Problem is, in order to calculate the RSS, I need to implement a recursive code where I need to find the distance of every element of the cluster with the mean of the cluster and this seems to be consuming an enormous amount of memory. When I create the same map with the key values being the simple distance between the means of two clusters, the program uses minimal memory so I think the increase in the memory use is caused by the call of the recursive function RSS. What should I do to manage the memory use in the code below? In its current implementation the system runs out of memory and windows closes the application saying that the system ran out of virtual memory.
The main code:
map<double,cluspair> createRSSMap( list<Cluster*> cluslist )
{
list<Cluster*>::iterator it1;
list<Cluster*>::iterator it2;
map<double,cluspair> rtrnmap;
for(it1=cluslist.begin(); it1!= --cluslist.end() ;it1++)
{
it2=it1;
++it2;
cout << ".";
list<Cluster*>::iterator itc;
double cFvalue=10000000000000000000;
double rIt1 = (*it1)->rss();
for(int kk=0 ; it2!=cluslist.end(); it2++)
{
Cluster tclustr ((*it1) , (*it2));
double r1 = tclustr.rss();
double r2= rIt1 + (*it2)->rss();
int df2 = tclustr.getNumOfVecs() - 2;
double fvalue = (r1 - r2) / (r2 / df2);
if(fvalue<cFvalue)
{
cFvalue=fvalue;
itc=it2;
}
}
cluspair clp;
clp.c1 = *it1;
clp.c2 = *itc;
bool doesexists = (rtrnmap.find(cFvalue) != rtrnmap.end());
while(rtrnmap)
{
cFvalue+= 0.000000001;
rtrnmap= (rtrnmap.find(cFvalue) != rtrnmap.end());
}
rtrnmap[cFvalue] = clp;
}
return rtrnmap;
}
and the imlementation of the function RSS:
double Cluster::rss()
{
return rss(cnode->mean);
}
double Cluster::rss(vector<double> &cmean)
{
if(cnode->numOfVecs==1)
{
return vectorDist(cmean,cnode->mean);
}
else
{
return ( ec1->rss(cmean) + ec2->rss(cmean) );
}
}
Much thanks in advance. I really don't know what to do at this point.
below is the code with that I use to create a map with keys being simple euclidian distance between two cluster means. As I've said above, it is quite similar and uses minimal memory. It only differs in the calculation of the fvalue. Instead of the recursive calculation, there is the calculation of simple distance of means of two clusters.
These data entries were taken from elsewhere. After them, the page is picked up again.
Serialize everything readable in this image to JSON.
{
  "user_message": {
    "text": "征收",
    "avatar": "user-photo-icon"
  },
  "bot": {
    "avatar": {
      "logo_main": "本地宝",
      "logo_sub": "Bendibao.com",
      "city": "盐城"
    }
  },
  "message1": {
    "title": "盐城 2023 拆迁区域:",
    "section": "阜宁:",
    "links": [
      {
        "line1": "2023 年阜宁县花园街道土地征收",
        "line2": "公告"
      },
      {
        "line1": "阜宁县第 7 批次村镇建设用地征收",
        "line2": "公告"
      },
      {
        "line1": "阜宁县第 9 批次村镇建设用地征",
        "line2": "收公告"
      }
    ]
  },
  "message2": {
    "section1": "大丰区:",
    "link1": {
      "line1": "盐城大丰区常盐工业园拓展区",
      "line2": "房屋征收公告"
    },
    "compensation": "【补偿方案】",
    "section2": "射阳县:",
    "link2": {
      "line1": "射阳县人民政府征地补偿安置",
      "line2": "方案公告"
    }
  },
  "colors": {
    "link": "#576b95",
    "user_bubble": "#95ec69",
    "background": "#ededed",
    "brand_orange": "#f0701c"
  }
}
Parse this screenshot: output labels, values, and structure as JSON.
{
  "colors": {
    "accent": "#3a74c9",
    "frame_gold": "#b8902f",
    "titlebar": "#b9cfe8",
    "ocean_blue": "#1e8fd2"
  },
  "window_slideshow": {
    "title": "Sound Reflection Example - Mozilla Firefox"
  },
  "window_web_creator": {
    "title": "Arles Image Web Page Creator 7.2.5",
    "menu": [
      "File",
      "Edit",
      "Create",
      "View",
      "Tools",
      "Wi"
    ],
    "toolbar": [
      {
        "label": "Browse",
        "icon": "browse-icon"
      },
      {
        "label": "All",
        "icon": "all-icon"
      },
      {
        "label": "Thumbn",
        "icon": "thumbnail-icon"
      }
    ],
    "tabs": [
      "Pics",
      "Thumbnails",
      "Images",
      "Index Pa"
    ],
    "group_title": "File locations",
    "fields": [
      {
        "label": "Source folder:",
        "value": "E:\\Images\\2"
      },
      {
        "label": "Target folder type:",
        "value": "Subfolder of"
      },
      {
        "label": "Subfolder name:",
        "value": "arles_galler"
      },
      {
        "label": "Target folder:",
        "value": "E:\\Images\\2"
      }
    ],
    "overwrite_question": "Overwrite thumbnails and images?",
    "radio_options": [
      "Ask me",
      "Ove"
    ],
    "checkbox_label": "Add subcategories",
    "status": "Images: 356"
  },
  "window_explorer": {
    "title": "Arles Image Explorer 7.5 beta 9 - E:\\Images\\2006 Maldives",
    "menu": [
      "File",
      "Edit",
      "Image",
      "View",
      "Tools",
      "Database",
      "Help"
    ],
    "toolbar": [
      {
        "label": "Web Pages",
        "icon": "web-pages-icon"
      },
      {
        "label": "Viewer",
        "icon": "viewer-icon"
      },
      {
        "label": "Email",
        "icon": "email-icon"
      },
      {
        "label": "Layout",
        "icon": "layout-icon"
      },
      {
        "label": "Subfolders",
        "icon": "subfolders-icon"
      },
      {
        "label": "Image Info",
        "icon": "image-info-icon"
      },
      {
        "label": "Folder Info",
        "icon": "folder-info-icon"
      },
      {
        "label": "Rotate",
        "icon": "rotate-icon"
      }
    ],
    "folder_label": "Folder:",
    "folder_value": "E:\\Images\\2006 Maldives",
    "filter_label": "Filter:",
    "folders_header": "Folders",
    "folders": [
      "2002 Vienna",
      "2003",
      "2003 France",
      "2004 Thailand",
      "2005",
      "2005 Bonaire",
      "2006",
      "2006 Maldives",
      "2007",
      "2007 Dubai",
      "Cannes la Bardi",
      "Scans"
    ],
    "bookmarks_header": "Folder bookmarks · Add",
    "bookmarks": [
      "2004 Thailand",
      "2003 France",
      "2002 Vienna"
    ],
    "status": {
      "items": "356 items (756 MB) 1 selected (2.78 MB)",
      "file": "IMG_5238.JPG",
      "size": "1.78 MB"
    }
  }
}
Hope it helps to identify the problem
map<double,cluspair> createDistMap( list<Cluster*> cluslist )
{
list<Cluster*>::iterator it1;
list<Cluster*>::iterator it2;
map<double,cluspair> rtrnmap;
for(it1=cluslist.begin(); it1!= --cluslist.end() ;it1++)
{
it2=it1;
++it2;
cout << ".";
list<Cluster*>::iterator itc;
double cDist=1000000000000000;
for(int kk=0 ; it2!=cluslist.end(); it2++)
{
double nDist = vectorDist( (*it1)->getMean(),(*it2)->getMean());
if (nDist<cDist)
{
cDist = nDist;
itc=it2;
}
}
cluspair clp;
clp.c1 = *it1;
clp.c2 = *itc;
bool doesexists = (rtrnmap.find(cDist) != rtrnmap.end());
while(doesexists)
{
cDist+= 0.000000001;
doesexists = (rtrnmap.find(cDist) != rtrnmap.end());
}
rtrnmap[cDist] = clp;
}
return rtrnmap;
}
implementation of vectorDist()
double vectorDist(vector<double> vec1, vector<double> vec2)
{
double sqrsum=0;
double tempd=0;
int vs = vec1.size();
for ( int i=0;i<vs;i++)
{
tempd = vec1[i] - vec2[i];
sqrsum += tempd*tempd;
}
return sqrsum;
}
Edit:
BTW I've tried this alternative implementation which still fails to control the memory usage
double Cluster::rss()
{
list<double> fvals;
rss(cnode->mean , fvals);
double sum=0;
list<double>::iterator tpit;
for(tpit=fvals.begin() ; tpit != fvals.end() ; ++tpit)
{
sum += *tpit;
}
return sum;
}
void Cluster::rss(vector<double> &cmean , list<double> &fvals)
{
if(cnode->numOfVecs==1)
{
fvals.push_back( vectorDist(cmean,cnode->mean) );
}
else
{
ec1->rss(cmean , fvals);
ec2->rss(cmean , fvals);
}
}
If you're running out of memory you have a very deep tree or your Cluster objects are large or both. Try creating another tree data structure of doubles with the same topology as your Cluster tree and call it RSS tree to hold the RSS values. Calculate the bottom nodes' rss values and then recursively fill out the rest of the values in the RSS tree. This way you aren't holding the cluster objects in memory while you do the rss calculation.